Peimine (also known as verticine) is the major bioactive and characterized compound of Fritillariae Thunbergii Bulbus, a traditional Chinese medicine that is most frequently used to relieve a cough. Nevertheless, its molecular targets and mechanisms of action for cough are still not clear. In the present study, potential targets of peimine for cough were identified using computational target fishing combined with manual database mining. In addition, protein-protein interaction (PPI), gene ontology (GO) and Kyoto Encyclopedia of Genes and Genomes (KEGG) pathway enrichment analyses were performed using, GeneMANIA and Database for Annotation, Visualization and Integrated Discovery (DAVID) databases respectively. Finally, an interaction network of drug-targets-pathways was constructed using Cytoscape.

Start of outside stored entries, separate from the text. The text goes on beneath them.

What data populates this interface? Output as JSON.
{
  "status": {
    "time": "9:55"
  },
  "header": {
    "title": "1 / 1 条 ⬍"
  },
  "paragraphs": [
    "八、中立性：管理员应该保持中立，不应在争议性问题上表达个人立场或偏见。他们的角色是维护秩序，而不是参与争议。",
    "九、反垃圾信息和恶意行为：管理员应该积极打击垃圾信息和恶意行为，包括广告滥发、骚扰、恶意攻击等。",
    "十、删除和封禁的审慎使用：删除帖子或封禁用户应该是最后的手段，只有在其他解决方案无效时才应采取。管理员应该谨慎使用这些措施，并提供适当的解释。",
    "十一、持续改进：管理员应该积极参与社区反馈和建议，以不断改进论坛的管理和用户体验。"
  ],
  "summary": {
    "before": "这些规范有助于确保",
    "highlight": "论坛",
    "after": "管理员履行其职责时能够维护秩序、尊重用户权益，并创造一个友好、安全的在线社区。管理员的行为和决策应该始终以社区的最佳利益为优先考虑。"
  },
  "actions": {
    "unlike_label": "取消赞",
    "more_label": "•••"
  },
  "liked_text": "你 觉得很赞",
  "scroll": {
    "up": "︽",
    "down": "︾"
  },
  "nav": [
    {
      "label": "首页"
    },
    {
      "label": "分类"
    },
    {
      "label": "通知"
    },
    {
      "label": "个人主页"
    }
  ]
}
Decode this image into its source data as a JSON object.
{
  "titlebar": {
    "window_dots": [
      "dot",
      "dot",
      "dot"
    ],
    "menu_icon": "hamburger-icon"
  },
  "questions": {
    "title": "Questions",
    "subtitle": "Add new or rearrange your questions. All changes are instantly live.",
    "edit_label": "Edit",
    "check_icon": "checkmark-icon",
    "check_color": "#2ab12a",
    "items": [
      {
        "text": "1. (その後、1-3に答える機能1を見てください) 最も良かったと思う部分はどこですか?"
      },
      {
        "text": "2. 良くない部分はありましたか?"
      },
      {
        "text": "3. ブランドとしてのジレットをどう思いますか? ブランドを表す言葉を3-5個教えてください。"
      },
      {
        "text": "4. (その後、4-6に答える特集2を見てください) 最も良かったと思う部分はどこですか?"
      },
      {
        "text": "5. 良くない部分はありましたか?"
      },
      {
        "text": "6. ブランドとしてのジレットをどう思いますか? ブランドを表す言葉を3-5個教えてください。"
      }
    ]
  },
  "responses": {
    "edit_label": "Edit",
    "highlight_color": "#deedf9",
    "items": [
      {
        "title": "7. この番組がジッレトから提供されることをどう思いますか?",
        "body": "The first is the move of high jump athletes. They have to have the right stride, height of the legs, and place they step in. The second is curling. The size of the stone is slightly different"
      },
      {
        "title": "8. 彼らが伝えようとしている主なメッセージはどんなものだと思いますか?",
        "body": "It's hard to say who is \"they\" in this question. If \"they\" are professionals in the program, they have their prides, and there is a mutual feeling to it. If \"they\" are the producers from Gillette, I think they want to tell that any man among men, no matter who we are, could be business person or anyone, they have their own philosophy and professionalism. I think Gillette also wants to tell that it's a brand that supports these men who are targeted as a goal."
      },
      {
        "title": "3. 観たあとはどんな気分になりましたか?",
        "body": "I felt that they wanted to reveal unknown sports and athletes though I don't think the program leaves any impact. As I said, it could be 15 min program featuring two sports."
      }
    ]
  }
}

The results identified 23 potential targets of peimine associated with cough, and suggested that MAPK1, AKT1 and PPKCB may be important targets of pemine for the treatment of cough. The functional annotations of protein targets were related to the regulation of immunological and neurological function through specific biological processes and related pathways. A visual representation of the multiple targets and pathways that form a network underlying the systematic actions of peimine was generated. In summary, peimine is predicted to exert its systemic pharmacological effects on cough by targeting a network composed of multiple proteins and pathways.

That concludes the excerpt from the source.